I came to art through my studies in philosophy and literature criticism. Speechlessness and the inadequacy of language in the negotiation of complexes, have opened up art to me as my own practice. For me, artistic language, especially painting, is research, a possibility of an interpretation of the self and world, which cannot be held in fixed forms, but requires constant renegotiation – perhaps precisely at the interface between writing, thought and image, philosophy and art.
How do you create your works of art – is there an idea before you start or is it purely based on intuition?

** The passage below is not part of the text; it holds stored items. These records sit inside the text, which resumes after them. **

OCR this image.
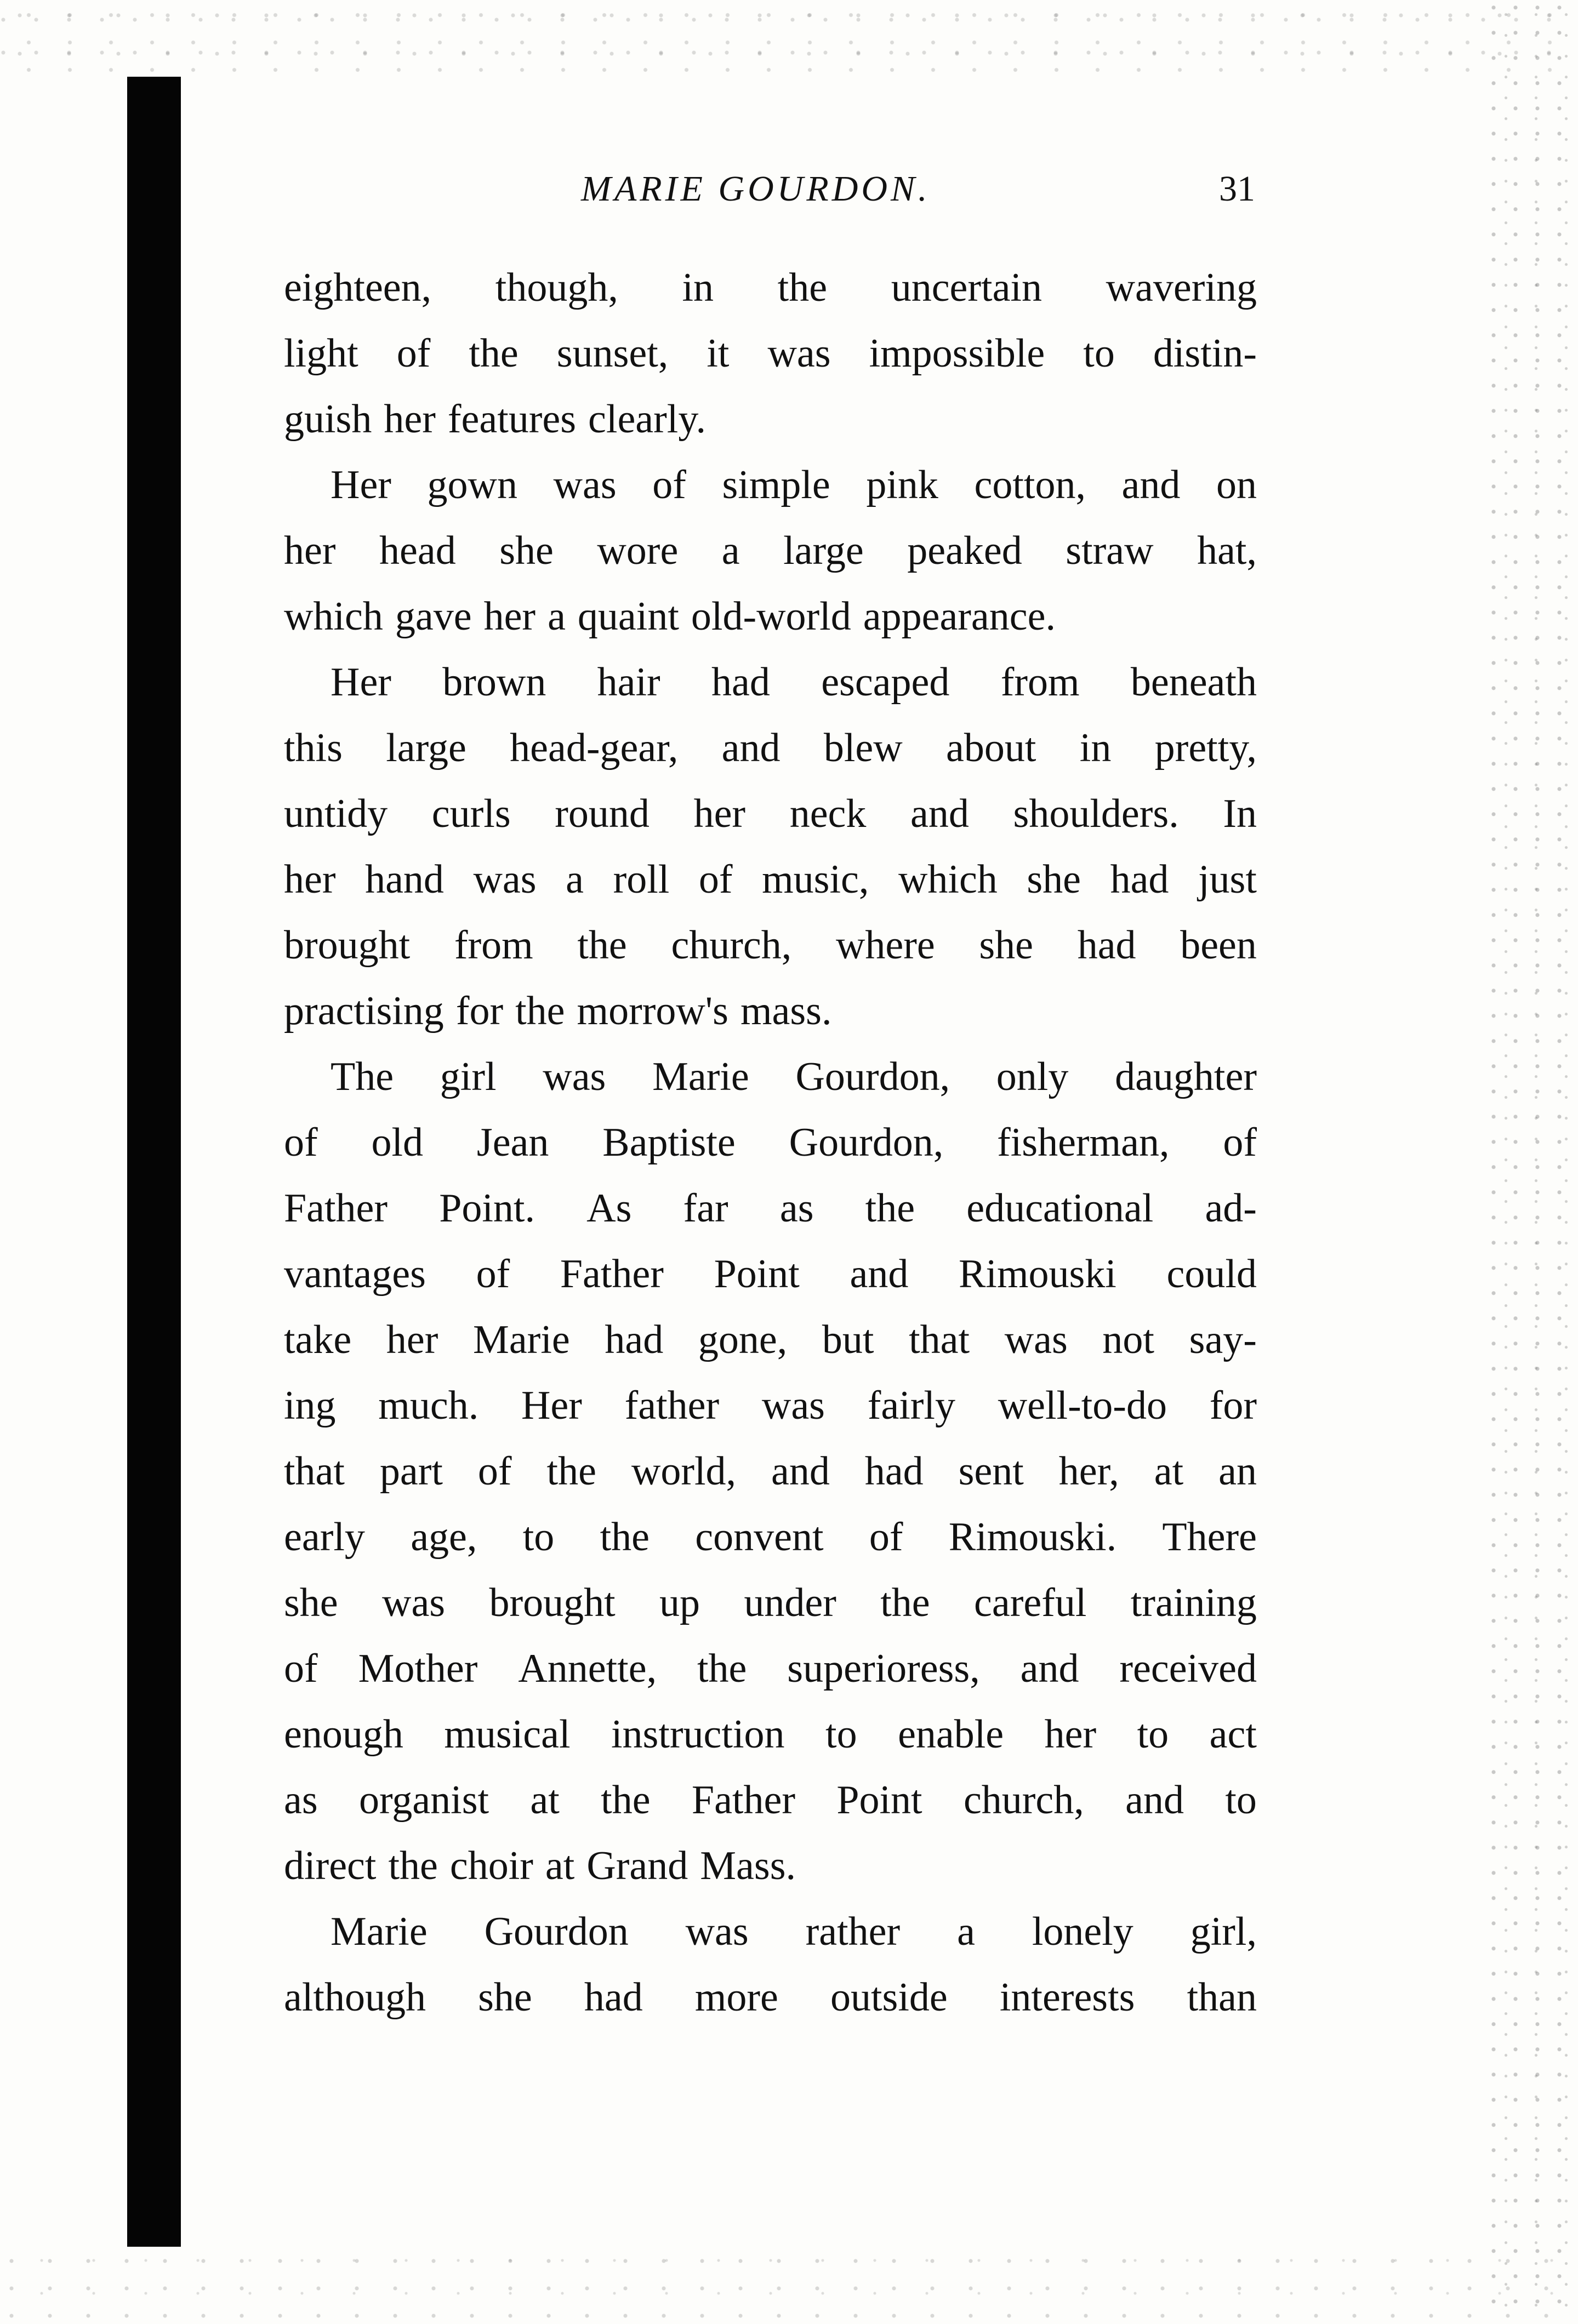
MARIE GOURDON.	31
eighteen, though, in the uncertain wavering
light of the sunset, it was impossible to distin-
guish her features clearly.
Her gown was of simple pink cotton, and on
her head she wore a large peaked straw hat,
which gave her a quaint old-world appearance.
Her brown hair had escaped from beneath
this large head-gear, and blew about in pretty,
untidy curls round her neck and shoulders. In
her hand was a roll of music, which she had just
brought from the church, where she had been
practising for the morrow's mass.
The girl was Marie Gourdon, only daughter
of old Jean Baptiste Gourdon, fisherman, of
Father Point. As far as the educational ad-
vantages of Father Point and Rimouski could
take her Marie had gone, but that was not say-
ing much. Her father was fairly well-to-do for
that part of the world, and had sent her, at an
early age, to the convent of Rimouski. There
she was brought up under the careful training
of Mother Annette, the superioress, and received
enough musical instruction to enable her to act
as organist at the Father Point church, and to
direct the choir at Grand Mass.
Marie Gourdon was rather a lonely girl,
although she had more outside interests than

My works are created in the field of tension between longer-term reflections on thematic complexes and the sudden eruption of this complexity into a thought that is instantaneously immobilized as a picture. In a way, I consider my painting as a snapshot of a dynamic event. It can also happen that I edit these snapshots again, paint over them or completely realign them, which is why they often consist of multiple layers of these moments that overlap each other.
How does the socio-political context influence your art?
The socio-political and the possibility of critique is central in my work. The artistic form is itself a product of a socio-political history and therefore not free of it. Mediated through my own theoretical and written confrontations, I try to find a way of artistic negotiation of the social and political itself, as well as its inscriptions in art. The socio-political thus wanders into my work not directly, but precisely through the form of the work itself and exhibits itself.
What will we see in Riga?
I will show several large-format paintings, which will be created a few days before the opening during my stay in Riga and will deal with the concept of decadence. Just the short-term emergence of the images allows me to combine the work of the unconscious and spontaneous impression with the element of coincidence and philosophical reflections on decay as an element of crisis and criticism. I am already very much looking forward to the result and the experiences of the process and would like to use this opportunity to thank the responsible persons of the Riga Photomonth for inviting me!
What are your relationships with photography?
I think that photography can unleash an immense power precisely through its concreteness of representation and can break through this represented concreteness in its self-evidence just as strongly through this. Thus, it may be precisely the intimacy of the photography that both fractures it and creates it at the same time. Although I love photography and have already made my own attempts in the medium, it has never been central to my work. I hope to change this in the future and look forward to meeting many interesting and exciting photographers in Riga.
What does a word “decadence” mean to you?
Decadence, the decay, the decline of established and traditional norms, values and ways of life: sensual debauchery, lack of substance – usually decadence is perceived in the public consciousness between two extremes: as romanticization of normlessness (Idéal) or expression of people’s moral lack (Spleen). I would like to trace the concept and phenomenon of the decadent through both extremes and ask whether decadence as a symptom of crisis or an expression of moral decay is not at the same time an expression of a blackmailed reconciliation of social and existential contradictions that is now in the process of disintegrating. It may be precisely the decadent that at the same time represents the immanent critique of social conditions and, through its own crisis-like nature, allows the possibility of a different life to glimmer. Perhaps in this sense it would be up to art to carry out its own decadent condition to the point of dissolution. It may be precisely the contradictions stored up in the artistic material that, through their collision with one another, state their own and thus society as a whole’s hardening and can anticipate an indeterminate beyond.